Organised trading would enable buyers and sellers to find the best price, while clearing houses would absorb credit risk.
How are we doing? Set aside, if you can, the current attempt in the Congress to suffocate the SEC and CFTC by depriving them of the financial oxygen they need to carry out Dodd-Frank. While it is true that, in a democracy, we get exactly the legislators we deserve, that spectacle truly pushes the limit.
Instead, take a closer look at Dodd-Frank, after all the debate and lobbying have subsided. The statute does a marvellous imitation of the bride left at the altar.
An exemption from exchange trading and clearing has been bestowed on commercial firms using swaps for hedging. Does that not amount to most of the swap participants? And since most of their counterparties are swap dealers, the exemption appears to help them too.
One argument for the exemption is that commercial hedgers need bespoke swaps that may not be exactly replicated by instruments standardised for exchange trading and clearing. But through years of effort by the International Swaps and Derivatives Association, the vast majority of swap terms have become standardised already. Might it be possible to use a listed instrument to cover, say, 85% of the risk and a side letter for the outlier terms? This could take Dodd-Frank toward its goal without imposing a one-size-fits-all regime.
Less convincingly, commercial hedgers, including Fortune 500 firms, have persuaded Congress that it would be too costly for them to pay initial margin – typically about 5% of a contract’s value, and satisfiable with high grade bonds that earn interest while on deposit. This may surprise the family farmer who has lived within that system for 150 years.

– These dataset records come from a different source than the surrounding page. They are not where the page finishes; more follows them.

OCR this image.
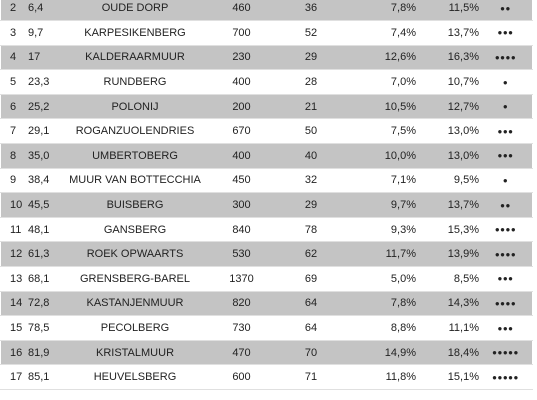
2	6,4	OUDE DORP	460	36	7,8%	11,5%	●●
3	9,7	KARPESIKENBERG	700	52	7,4%	13,7%	●●●
4	17	KALDERAARMUUR	230	29	12,6%	16,3%	●●●●
5	23,3	RUNDBERG	400	28	7,0%	10,7%	●
6	25,2	POLONIJ	200	21	10,5%	12,7%	●
7	29,1	ROGANZUOLENDRIES	670	50	7,5%	13,0%	●●●
8	35,0	UMBERTOBERG	400	40	10,0%	13,0%	●●●
9	38,4	MUUR VAN BOTTECCHIA	450	32	7,1%	9,5%	●
10	45,5	BUISBERG	300	29	9,7%	13,7%	●●
11	48,1	GANSBERG	840	78	9,3%	15,3%	●●●●
12	61,3	ROEK OPWAARTS	530	62	11,7%	13,9%	●●●●
13	68,1	GRENSBERG-BAREL	1370	69	5,0%	8,5%	●●●
14	72,8	KASTANJENMUUR	820	64	7,8%	14,3%	●●●●
15	78,5	PECOLBERG	730	64	8,8%	11,1%	●●●
16	81,9	KRISTALMUUR	470	70	14,9%	18,4%	●●●●●
17	85,1	HEUVELSBERG	600	71	11,8%	15,1%	●●●●●
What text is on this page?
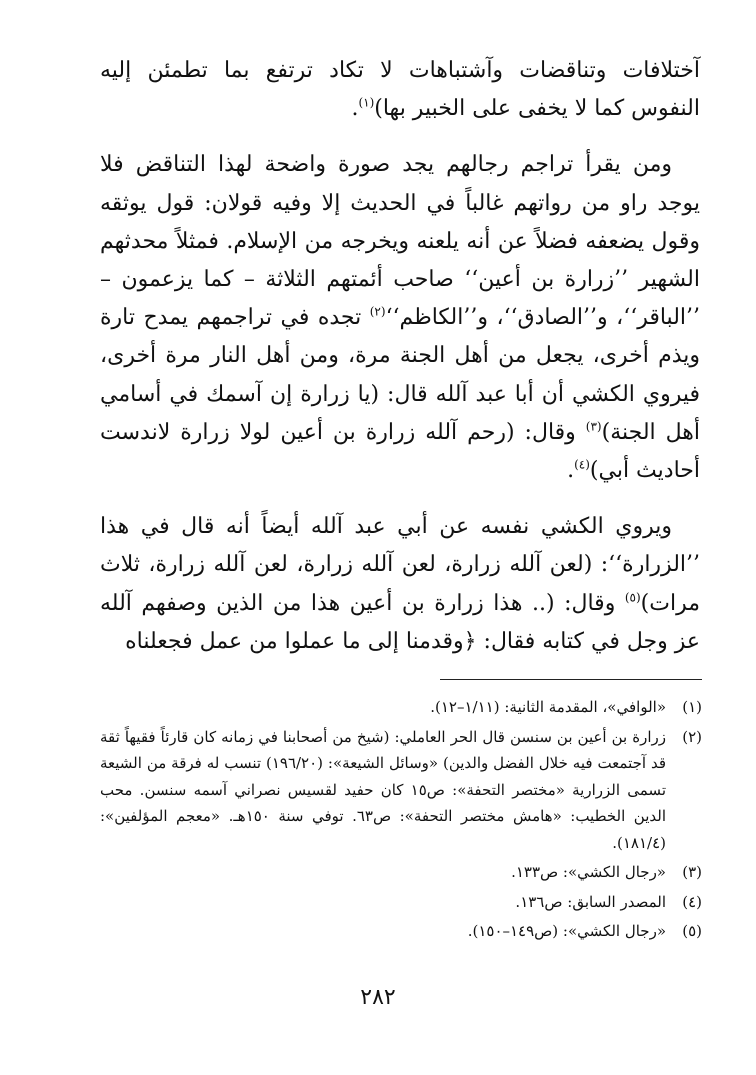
آختلافات وتناقضات وآشتباهات لا تكاد ترتفع بما تطمئن إليه النفوس كما لا يخفى على الخبير بها)$^{(١)}$.

ومن يقرأ تراجم رجالهم يجد صورة واضحة لهذا التناقض فلا يوجد راو من رواتهم غالباً في الحديث إلا وفيه قولان: قول يوثقه وقول يضعفه فضلاً عن أنه يلعنه ويخرجه من الإسلام. فمثلاً محدثهم الشهير ’’زرارة بن أعين‘‘ صاحب أئمتهم الثلاثة – كما يزعمون – ’’الباقر‘‘، و’’الصادق‘‘، و’’الكاظم‘‘$^{(٢)}$ تجده في تراجمهم يمدح تارة ويذم أخرى، يجعل من أهل الجنة مرة، ومن أهل النار مرة أخرى، فيروي الكشي أن أبا عبد آلله قال: (يا زرارة إن آسمك في أسامي أهل الجنة)$^{(٣)}$ وقال: (رحم آلله زرارة بن أعين لولا زرارة لاندست أحاديث أبي)$^{(٤)}$.

ويروي الكشي نفسه عن أبي عبد آلله أيضاً أنه قال في هذا ’’الزرارة‘‘: (لعن آلله زرارة، لعن آلله زرارة، لعن آلله زرارة، ثلاث مرات)$^{(٥)}$ وقال: (.. هذا زرارة بن أعين هذا من الذين وصفهم آلله عز وجل في كتابه فقال: ﴿وقدمنا إلى ما عملوا من عمل فجعلناه

(١)
«الوافي»، المقدمة الثانية: (١/١١–١٢).
(٢)
زرارة بن أعين بن سنسن قال الحر العاملي: (شيخ من أصحابنا في زمانه كان قارئاً فقيهاً ثقة قد آجتمعت فيه خلال الفضل والدين) «وسائل الشيعة»: (١٩٦/٢٠) تنسب له فرقة من الشيعة تسمى الزرارية «مختصر التحفة»: ص١٥ كان حفيد لقسيس نصراني آسمه سنسن. محب الدين الخطيب: «هامش مختصر التحفة»: ص٦٣. توفي سنة ١٥٠هـ. «معجم المؤلفين»: (١٨١/٤).
(٣)
«رجال الكشي»: ص١٣٣.
(٤)
المصدر السابق: ص١٣٦.
(٥)
«رجال الكشي»: (ص١٤٩–١٥٠).
٢٨٢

Another hole will appear in the Dodd-Frank donut if the Treasury Department exercises its authority to exempt foreign currency transactions from Dodd-Frank. This outcome could allow the trillion-dollar-a-day forex business to remain beyond the reach of regulators.
True, most of this activity is between giant banks but, before we relax, who are we referring to when we speak of “too big to fail” institutions, if not them?
And there is a booming retail FX business that keeps the CFTC’s enforcement staff up at night, due to the flim-flam of some dealers.
Both the SEC and CFTC are working round the clock to draft rules for implementing Dodd-Frank, having been given a single year to “reform” the vast over-the-counter derivatives market.
But Congress, with its gaping exemptions, aided and abetted by Herculean lobbyists, has thrown the switch on the tracks and the original plan of Dodd-Frank has headed off in a different direction.